孫の内の何人かは、その家の子供かも知れないし、息子夫婦も、別なゲルに住んでいるので、本当は他人なのかも知れない。

ゲルで、お茶をのみ、チーズを食べ、草原に出て子馬に跨り、写真を撮り、子供たちと駆け回る。ジャマジーさんが一生懸命、私たちに気を使って遊んでくれているのが良く分かる。こちらも、楽しいのだが、やはり本当のことをいうと、仕事の邪魔をしているんじゃないかと、所在無かったり、申し訳なかったりする。

しかし、八時頃、遅い夕方が訪れると、そんな気分は吹っ飛んだ。
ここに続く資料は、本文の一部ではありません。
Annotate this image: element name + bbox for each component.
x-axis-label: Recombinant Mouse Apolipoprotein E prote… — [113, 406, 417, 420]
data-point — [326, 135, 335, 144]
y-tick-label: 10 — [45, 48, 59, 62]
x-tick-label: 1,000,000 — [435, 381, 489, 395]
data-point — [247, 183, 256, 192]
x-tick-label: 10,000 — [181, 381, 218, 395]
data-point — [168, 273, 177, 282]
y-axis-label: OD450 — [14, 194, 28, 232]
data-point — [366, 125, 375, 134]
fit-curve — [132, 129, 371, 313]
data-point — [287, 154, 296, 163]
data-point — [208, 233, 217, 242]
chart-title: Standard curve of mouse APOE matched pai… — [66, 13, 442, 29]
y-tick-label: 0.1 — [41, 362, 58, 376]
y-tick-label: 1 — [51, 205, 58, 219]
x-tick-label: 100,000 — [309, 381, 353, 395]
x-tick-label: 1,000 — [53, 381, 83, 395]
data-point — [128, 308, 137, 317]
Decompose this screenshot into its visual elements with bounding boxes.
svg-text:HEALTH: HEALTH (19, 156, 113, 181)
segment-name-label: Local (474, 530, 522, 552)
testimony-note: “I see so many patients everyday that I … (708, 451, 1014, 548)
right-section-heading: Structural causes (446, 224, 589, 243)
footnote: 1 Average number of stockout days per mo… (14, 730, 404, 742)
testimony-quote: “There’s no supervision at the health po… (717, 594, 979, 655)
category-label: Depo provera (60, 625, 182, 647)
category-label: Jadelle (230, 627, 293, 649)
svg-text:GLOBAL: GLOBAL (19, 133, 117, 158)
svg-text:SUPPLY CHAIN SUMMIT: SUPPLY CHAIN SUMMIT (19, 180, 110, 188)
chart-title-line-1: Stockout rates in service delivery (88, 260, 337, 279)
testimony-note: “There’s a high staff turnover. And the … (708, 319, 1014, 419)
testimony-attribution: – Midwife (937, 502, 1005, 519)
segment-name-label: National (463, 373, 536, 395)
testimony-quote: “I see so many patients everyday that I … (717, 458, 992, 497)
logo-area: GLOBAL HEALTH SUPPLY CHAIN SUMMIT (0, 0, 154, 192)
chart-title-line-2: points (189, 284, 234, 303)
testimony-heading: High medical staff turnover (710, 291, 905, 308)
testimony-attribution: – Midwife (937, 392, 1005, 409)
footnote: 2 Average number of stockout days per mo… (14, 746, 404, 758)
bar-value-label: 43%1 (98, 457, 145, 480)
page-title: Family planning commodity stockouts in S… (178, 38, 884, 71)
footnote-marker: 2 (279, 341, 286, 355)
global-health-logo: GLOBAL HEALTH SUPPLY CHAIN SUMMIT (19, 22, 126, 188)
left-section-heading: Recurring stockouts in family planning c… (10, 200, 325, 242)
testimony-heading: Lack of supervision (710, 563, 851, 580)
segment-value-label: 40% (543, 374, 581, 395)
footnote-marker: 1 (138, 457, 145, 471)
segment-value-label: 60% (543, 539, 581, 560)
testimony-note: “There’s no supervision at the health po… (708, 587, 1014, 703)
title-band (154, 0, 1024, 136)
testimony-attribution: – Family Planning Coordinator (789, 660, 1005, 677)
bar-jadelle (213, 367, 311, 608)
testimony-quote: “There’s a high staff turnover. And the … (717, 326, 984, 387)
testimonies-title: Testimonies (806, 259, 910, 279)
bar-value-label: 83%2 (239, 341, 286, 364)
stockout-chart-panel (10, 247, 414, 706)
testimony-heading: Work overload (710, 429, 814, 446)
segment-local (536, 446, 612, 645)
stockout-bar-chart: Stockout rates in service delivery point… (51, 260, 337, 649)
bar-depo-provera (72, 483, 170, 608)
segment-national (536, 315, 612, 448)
放牧に出していた動物たちが帰って来るのだ。

山羊の群れ、羊の群れ、牛の群れ、馬の群れ。

さっきの息子の他にも何人かの男たちがそれぞれ馬に乗り、または歩いて、動物たちをゲルのそばの柵の中に追い込む。ジャマジーさんはあっちこっちと飛び回り、いろいろ指示を出したり、山羊の乳を絞ったり、女性たちも小さな子供たちも皆、忙しそうに働く。さっきまでゲルの前でのんびり昼寝をしていた犬たちも、腕の見せ所とばかりに動物たちを柵に追い込む。

地平線から昇る青々とした月明かりの中、ゲルの周りは戦場のように騒がしい。

山羊八二匹、羊一七七匹以上、牛四一匹、馬一九頭。何も手伝えない情けない男が数えた動物たちの数だ。

十時頃になって、やっと食事。主にウルムという牛乳の膜や、チーズといった乳製品が主で、質素なものだ。しかしこの頃になって、何故か急に訪問者が増える。